Saturday, November 16, 2013

Bragging about incoming Greed features part 2

Last time I mentioned that Greed Topcoder arena plugin is getting a 2.0 version that has plenty of nice features. Between that last post and today, many things happened. The first is that Greed 2.0 is now officially in beta state. So you can now get the jar in the releases page. If you used Greed 1.5, the configuration has really changed, it might actually be more productive to start configuration all over from the beginning and try to reuse your templates if they were too complicated. (There is only one breaking change in the template format, the ;zeroVal was changed with ;zerovalue, but the configuration file has really changed).

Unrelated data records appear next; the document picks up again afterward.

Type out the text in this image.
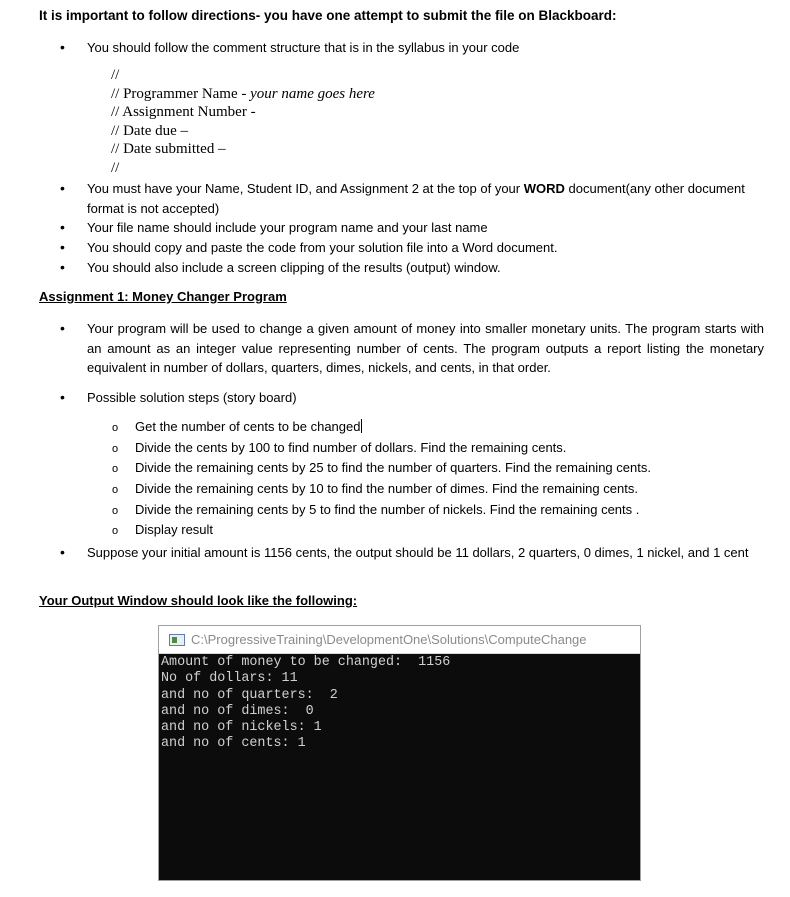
It is important to follow directions- you have one attempt to submit the file on Blackboard:
•	You should follow the comment structure that is in the syllabus in your code
//
// Programmer Name - your name goes here
// Assignment Number -
// Date due –
// Date submitted –
//
•	You must have your Name, Student ID, and Assignment 2 at the top of your WORD document(any other document format is not accepted)
•	Your file name should include your program name and your last name
•	You should copy and paste the code from your solution file into a Word document.
•	You should also include a screen clipping of the results (output) window.
Assignment 1: Money Changer Program
•	Your program will be used to change a given amount of money into smaller monetary units. The program starts with an amount as an integer value representing number of cents. The program outputs a report listing the monetary equivalent in number of dollars, quarters, dimes, nickels, and cents, in that order.
•	Possible solution steps (story board)
o Get the number of cents to be changed
o Divide the cents by 100 to find number of dollars. Find the remaining cents.
o Divide the remaining cents by 25 to find the number of quarters. Find the remaining cents.
o Divide the remaining cents by 10 to find the number of dimes. Find the remaining cents.
o Divide the remaining cents by 5 to find the number of nickels. Find the remaining cents .
o Display result
•	Suppose your initial amount is 1156 cents, the output should be 11 dollars, 2 quarters, 0 dimes, 1 nickel, and 1 cent
Your Output Window should look like the following:
C:\ProgressiveTraining\DevelopmentOne\Solutions\ComputeChange
Amount of money to be changed:  1156
No of dollars: 11
and no of quarters:  2
and no of dimes:  0
and no of nickels: 1
and no of cents: 1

Also important: I committed a couple of cool things that will also be part of the new version. These changes are not in the beta jar, so you might have to compile the git branch yourself if you want to try them now. If you can wait, that's better.

Modulo detection

Counting problems in algo contests tend to ask you for the result modulo 1000000007, or modulo 1000000009 or some other large prime. This is because everyone hates bignums. Anyway, it does add a bit of an annoyance when solving these problems, you have to paste the number in your code, preferably as a constant. In TopCoder, they have the bad habit of using the absurd format that uses commas as separators , so the constant appears in the statement as 1,000,000,007. So you actually have to remove the commas. This is if you actually think of using copy paste, maybe you don't and just type the number manually, possibly typing the wrong number (like using 1000000009 instead of 1000000007 or missing a zero).

We deserve better. Now that greed has access to the problem statement, it occurred to me that it could totally try to detect this modulo. It looks for the phrase ":modulo (some number)" and then saves the number in a convenient spot. If there are multiple of them, it saves the last one that is mentioned, because that tends to be one of the last phrases in the statement. It probably won't work all the time, but most of the time it shall be of some help.

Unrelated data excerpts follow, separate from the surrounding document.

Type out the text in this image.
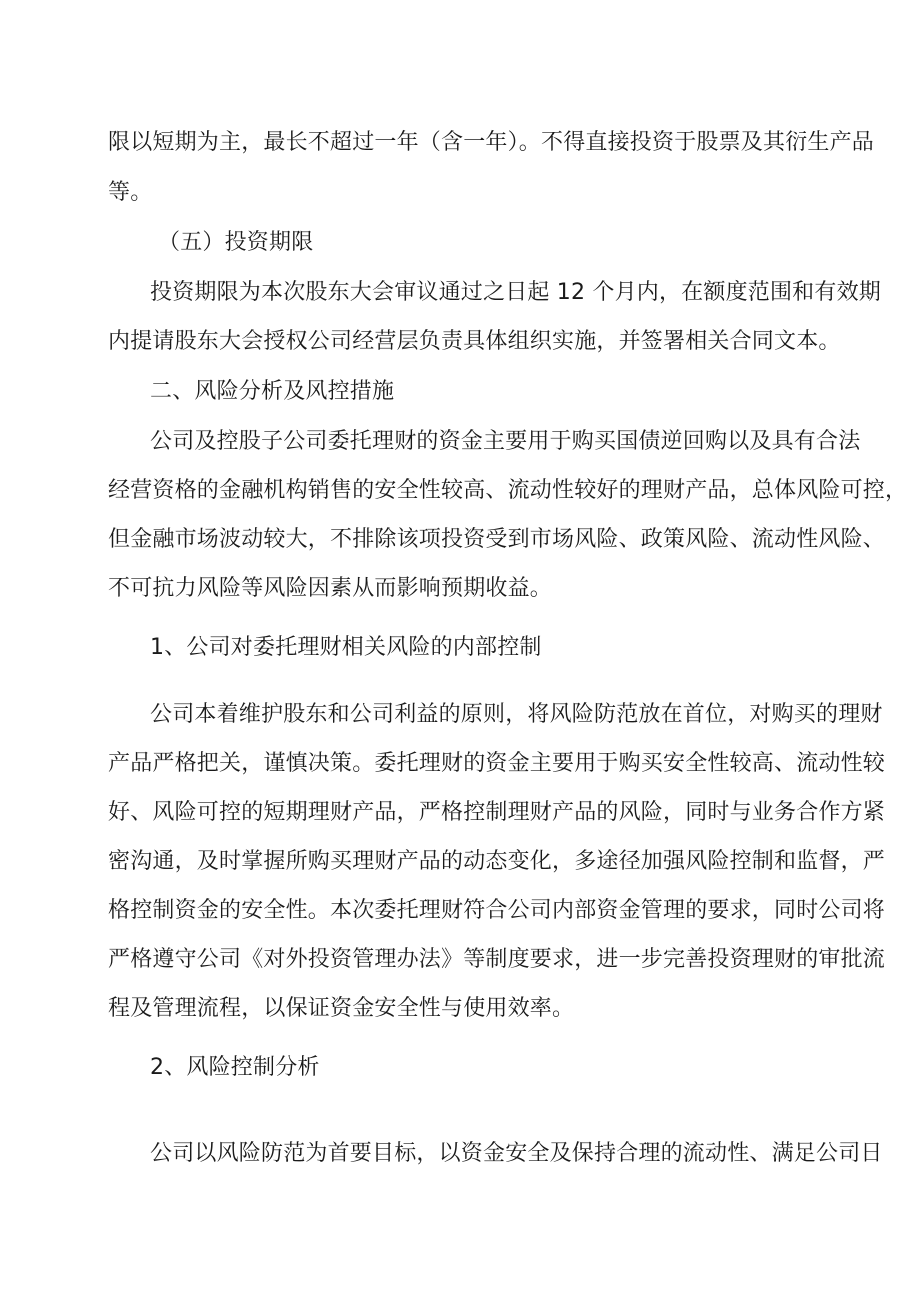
限以短期为主，最长不超过一年（含一年）。不得直接投资于股票及其衍生产品
等。
（五）投资期限
投资期限为本次股东大会审议通过之日起 12 个月内，在额度范围和有效期
内提请股东大会授权公司经营层负责具体组织实施，并签署相关合同文本。
二、风险分析及风控措施
公司及控股子公司委托理财的资金主要用于购买国债逆回购以及具有合法
经营资格的金融机构销售的安全性较高、流动性较好的理财产品，总体风险可控，
但金融市场波动较大，不排除该项投资受到市场风险、政策风险、流动性风险、
不可抗力风险等风险因素从而影响预期收益。
1、公司对委托理财相关风险的内部控制
公司本着维护股东和公司利益的原则，将风险防范放在首位，对购买的理财
产品严格把关，谨慎决策。委托理财的资金主要用于购买安全性较高、流动性较
好、风险可控的短期理财产品，严格控制理财产品的风险，同时与业务合作方紧
密沟通，及时掌握所购买理财产品的动态变化，多途径加强风险控制和监督，严
格控制资金的安全性。本次委托理财符合公司内部资金管理的要求，同时公司将
严格遵守公司《对外投资管理办法》等制度要求，进一步完善投资理财的审批流
程及管理流程，以保证资金安全性与使用效率。
2、风险控制分析
公司以风险防范为首要目标，以资金安全及保持合理的流动性、满足公司日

My template looks like this:

${<if Problem.Description.Modulo}
    static const int MOD = ${Problem.Description.Modulo}; 
${<end}

The result is:

    static const int MOD = 1000000007;

Or whatever number is parsed. This constant is only added if the Modulo was detected. You know, automatically.

The colorful templates with generic tester

I added tweaked versions of my current templates so that it is easy to use them in greed out of the box after just tweaking two configuration lines.